On Wednesday, August 2, 2017 at 8:09:55 AM UTC-4, Daniel Karcz wrote:
>
> Hello Everyone,
>
> I'm moving myself from my own C AES C Library to Crypto++.
>
> ...
>
> Can Somebody explain me where exactly in this piece of code encryption have 
> place?
> In C library I have function which I have to call to encrypt data, it look 
> similar to
>
> encrypt(plain_text, cipher_text, key);
>
> I know that encryption is made in try{} block, but I see only class 
> declaration, key setting and after that is StringSource which Is transform 
> bytes into string.
>
>
You are using a Pipeline. Obviously, Crypto++ has them just like Unix and 
Linux. Also see https://www.cryptopp.com/wiki/Pipelining .

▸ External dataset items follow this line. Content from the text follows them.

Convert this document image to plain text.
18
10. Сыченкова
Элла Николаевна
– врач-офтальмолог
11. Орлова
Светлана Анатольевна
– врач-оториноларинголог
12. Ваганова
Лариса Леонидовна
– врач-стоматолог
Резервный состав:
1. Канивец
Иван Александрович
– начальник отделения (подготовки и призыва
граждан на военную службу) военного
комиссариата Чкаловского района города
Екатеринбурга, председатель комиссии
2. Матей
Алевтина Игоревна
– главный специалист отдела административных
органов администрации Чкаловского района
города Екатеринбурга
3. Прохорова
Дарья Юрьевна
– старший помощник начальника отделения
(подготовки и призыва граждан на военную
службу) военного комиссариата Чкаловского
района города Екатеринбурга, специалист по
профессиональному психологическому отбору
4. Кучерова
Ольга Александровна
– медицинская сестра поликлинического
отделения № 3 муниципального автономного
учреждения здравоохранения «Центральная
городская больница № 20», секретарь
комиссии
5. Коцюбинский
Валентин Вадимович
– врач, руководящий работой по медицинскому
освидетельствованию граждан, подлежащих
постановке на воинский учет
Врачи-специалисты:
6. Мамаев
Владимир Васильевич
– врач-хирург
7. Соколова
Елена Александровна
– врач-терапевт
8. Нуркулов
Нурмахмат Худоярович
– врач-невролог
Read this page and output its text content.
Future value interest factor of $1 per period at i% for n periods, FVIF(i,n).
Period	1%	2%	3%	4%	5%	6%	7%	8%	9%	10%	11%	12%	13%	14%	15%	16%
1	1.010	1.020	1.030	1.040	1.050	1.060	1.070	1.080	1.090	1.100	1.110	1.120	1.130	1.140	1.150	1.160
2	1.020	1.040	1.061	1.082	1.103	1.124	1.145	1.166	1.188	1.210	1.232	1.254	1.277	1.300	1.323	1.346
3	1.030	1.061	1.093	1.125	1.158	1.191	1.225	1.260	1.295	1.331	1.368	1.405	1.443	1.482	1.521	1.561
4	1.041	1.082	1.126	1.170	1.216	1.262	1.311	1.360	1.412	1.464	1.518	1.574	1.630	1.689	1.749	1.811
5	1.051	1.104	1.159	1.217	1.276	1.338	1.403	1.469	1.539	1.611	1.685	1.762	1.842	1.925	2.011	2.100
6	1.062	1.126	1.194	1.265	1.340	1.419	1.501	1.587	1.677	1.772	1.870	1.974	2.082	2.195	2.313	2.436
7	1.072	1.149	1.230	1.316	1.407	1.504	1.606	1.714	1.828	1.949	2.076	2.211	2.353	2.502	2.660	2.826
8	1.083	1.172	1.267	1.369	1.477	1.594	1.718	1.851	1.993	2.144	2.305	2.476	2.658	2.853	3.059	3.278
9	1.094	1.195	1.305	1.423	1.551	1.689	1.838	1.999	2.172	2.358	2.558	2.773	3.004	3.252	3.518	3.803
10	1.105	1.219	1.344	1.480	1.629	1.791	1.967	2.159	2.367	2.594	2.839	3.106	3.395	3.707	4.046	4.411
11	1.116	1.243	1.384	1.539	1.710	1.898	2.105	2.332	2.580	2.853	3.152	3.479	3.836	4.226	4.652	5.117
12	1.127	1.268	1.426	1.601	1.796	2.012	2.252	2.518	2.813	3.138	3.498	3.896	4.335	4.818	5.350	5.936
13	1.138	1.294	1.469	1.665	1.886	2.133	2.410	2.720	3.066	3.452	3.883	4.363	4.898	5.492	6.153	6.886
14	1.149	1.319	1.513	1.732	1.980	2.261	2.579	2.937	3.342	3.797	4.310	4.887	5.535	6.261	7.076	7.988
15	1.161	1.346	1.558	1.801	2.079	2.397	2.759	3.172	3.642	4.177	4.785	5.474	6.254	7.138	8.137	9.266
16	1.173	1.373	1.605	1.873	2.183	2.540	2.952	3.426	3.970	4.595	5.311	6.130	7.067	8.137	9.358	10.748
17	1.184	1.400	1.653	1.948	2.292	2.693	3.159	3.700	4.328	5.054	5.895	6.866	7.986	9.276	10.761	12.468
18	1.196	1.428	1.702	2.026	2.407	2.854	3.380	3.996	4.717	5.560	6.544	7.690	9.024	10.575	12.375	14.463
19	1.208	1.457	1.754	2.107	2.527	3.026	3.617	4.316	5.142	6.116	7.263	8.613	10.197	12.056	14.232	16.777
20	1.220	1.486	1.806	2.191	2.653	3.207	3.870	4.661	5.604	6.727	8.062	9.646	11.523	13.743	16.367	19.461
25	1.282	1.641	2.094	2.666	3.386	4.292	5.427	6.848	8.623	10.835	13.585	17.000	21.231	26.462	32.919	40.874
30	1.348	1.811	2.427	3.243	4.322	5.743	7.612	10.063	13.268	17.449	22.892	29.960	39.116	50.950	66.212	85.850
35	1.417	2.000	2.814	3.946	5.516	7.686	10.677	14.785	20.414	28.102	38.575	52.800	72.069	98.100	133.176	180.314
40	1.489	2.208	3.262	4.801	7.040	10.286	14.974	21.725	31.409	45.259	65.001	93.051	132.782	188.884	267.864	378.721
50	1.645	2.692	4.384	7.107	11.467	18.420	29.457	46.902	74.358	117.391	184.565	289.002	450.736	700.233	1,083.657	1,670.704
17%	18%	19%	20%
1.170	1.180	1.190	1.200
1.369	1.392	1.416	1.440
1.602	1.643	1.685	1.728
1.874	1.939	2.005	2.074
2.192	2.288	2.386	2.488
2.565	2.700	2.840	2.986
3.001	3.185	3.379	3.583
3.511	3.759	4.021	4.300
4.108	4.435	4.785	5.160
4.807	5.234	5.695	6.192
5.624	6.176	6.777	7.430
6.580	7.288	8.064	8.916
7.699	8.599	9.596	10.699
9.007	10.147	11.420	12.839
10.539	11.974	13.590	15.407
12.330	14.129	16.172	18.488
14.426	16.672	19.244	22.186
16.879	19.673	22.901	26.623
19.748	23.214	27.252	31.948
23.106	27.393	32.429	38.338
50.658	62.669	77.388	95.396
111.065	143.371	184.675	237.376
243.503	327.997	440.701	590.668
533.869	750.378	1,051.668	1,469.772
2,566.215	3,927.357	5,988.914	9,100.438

In a pipeline, data flows from a source to a sink. In between there are 
filters which transform the data. The Crypto++ code above is a lot like the 
following Unix commands:

    cat plain.txt | enc -k key -m ecb | hex -e > cipher.txt

The StreamTransformationFilter is the heavy lifter. It accumulates incoming 
plain text. It adds padding to the final block. It also accumulates cipher 
text until you retireve it. Its a very complex filter.

Another filter is the HexEncoder. Its easy to understand its operation.

You might be interested in https://www.cryptopp.com/wiki/Init-Update-Final. 
It kind of presents Crypto++'s objects in a Java-esque kind of way.